Reconfigurable real-time embedded systems are constantly increasingly used in applications like autonomous robots or sensor networks. Since they are powered by batteries, these systems have to be energy-aware, to adapt to their environment and to satisfy real-time constraints. For energy harvesting systems, regular recharges of battery can be estimated, and by including this parameter in the operating system, it is then possible to develop strategy able to ensure the best execution of the application until the next recharge. In this context, operating system services must control the execution of tasks to meet the application constraints. Our objective concerns the proposition of a new real-time scheduling strategy that considers execution constraints such as the deadline of tasks and the energy for heterogeneous architectures. For such systems, we first addressed homogeneous architectures and extended our work for heterogeneous systems for which each task has different execution parameters. For these two architectures models, we formulated the problem as an ILP optimisation problem that can be solved by classical solvers. Assuming that the energy consumed by the communication is dependent on the distance between processors, we proposed a mapping strategy to minimise the total cost of communication between processors by placing the dependent tasks as close as possible to each other. The proposed strategy guarantees that, when a task is mapped into the system and accepted, it is then correctly executed prior to the task deadline. Finally, as on-line scheduling is targeted for this work, we proposed heuristics to solve these problems in efficient way. These heuristics are based on the previous packing strategy developed for the mono-processor architecture case.

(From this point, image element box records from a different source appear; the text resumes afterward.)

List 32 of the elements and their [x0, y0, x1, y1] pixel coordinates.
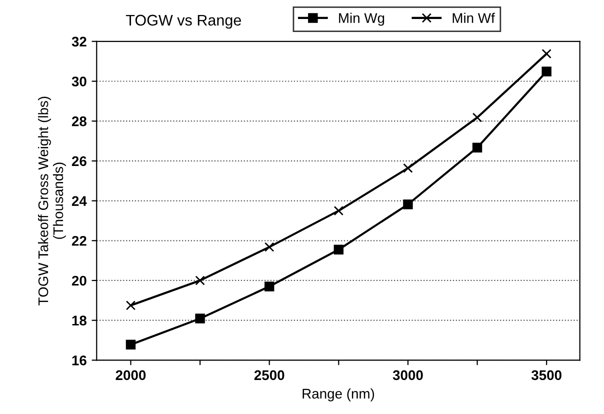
- point: [264, 282, 274, 292]
- y-tick-label: 26: [72, 156, 86, 166]
- point: [403, 163, 413, 173]
- point: [472, 112, 482, 122]
- point: [472, 142, 482, 152]
- point: [126, 340, 136, 350]
- y-tick-label: 30: [72, 76, 86, 86]
- point: [334, 206, 344, 216]
- y-tick-label: 28: [72, 116, 86, 126]
- point: [195, 314, 205, 324]
- point: [334, 244, 344, 254]
- x-tick-label: 3500: [531, 370, 562, 380]
- point: [542, 48, 552, 59]
- y-tick-label: 16: [72, 356, 86, 366]
- chart-title: TOGW vs Range: [126, 14, 241, 29]
- y-tick-label: 18: [72, 316, 86, 326]
- x-axis-title: Range (nm): [302, 388, 374, 402]
- y-tick-label: 22: [72, 236, 86, 246]
- x-tick-label: 3000: [392, 370, 423, 380]
- y-tick-label: 24: [72, 196, 87, 206]
- point: [195, 276, 205, 286]
- legend-label: Min Wf: [452, 12, 495, 23]
- legend-label: Min Wg: [339, 12, 384, 26]
- point: [403, 200, 413, 210]
- point: [126, 300, 136, 310]
- y-axis-title: TOGW Takeoff Gross Weight (lbs) (Thousands): [38, 96, 66, 306]
- y-tick-label: 20: [72, 276, 86, 286]
- x-tick-label: 2500: [254, 370, 284, 380]
- y-tick-label: 32: [72, 36, 86, 47]
- point: [542, 66, 552, 76]
- x-tick-label: 2000: [116, 370, 146, 380]
- point: [264, 242, 274, 252]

Run-Time Management on Multicore Platforms

Participant : Angeliki Kritikakou.

In real-time mixed-critical systems, Worst-Case Execution Time analysis (WCET) is required to guarantee that timing constraints are respected —at least for high criticality tasks. However, the WCET is pessimistic compared to the real execution time, especially for multicore platforms. As WCET computation considers the worst-case scenario, it means that whenever a high criticality task accesses a shared resource in multi-core platforms, it is considered that all cores use the same resource concurrently. This pessimism in WCET computation leads to a dramatic under utilization of the platform resources, or even failing to meet the timing constraints. In order to increase resource utilization while guaranteeing real-time guarantees for high criticality tasks, previous works proposed a run-time control system to monitor and decide when the interferences from low criticality tasks cannot be further tolerated. However, in the initial approaches, the points where the controller is executed were statically predefined. We propose a dynamic run-time control in [19] which adapts its observations to on-line temporal properties, increasing further the dynamism of the approach, and mitigating the unnecessary overhead implied by existing static approaches. Our dynamic adaptive approach allows to control the ongoing execution of tasks based on run-time information, and increases further the gains in terms of resource utilization compared with static approaches.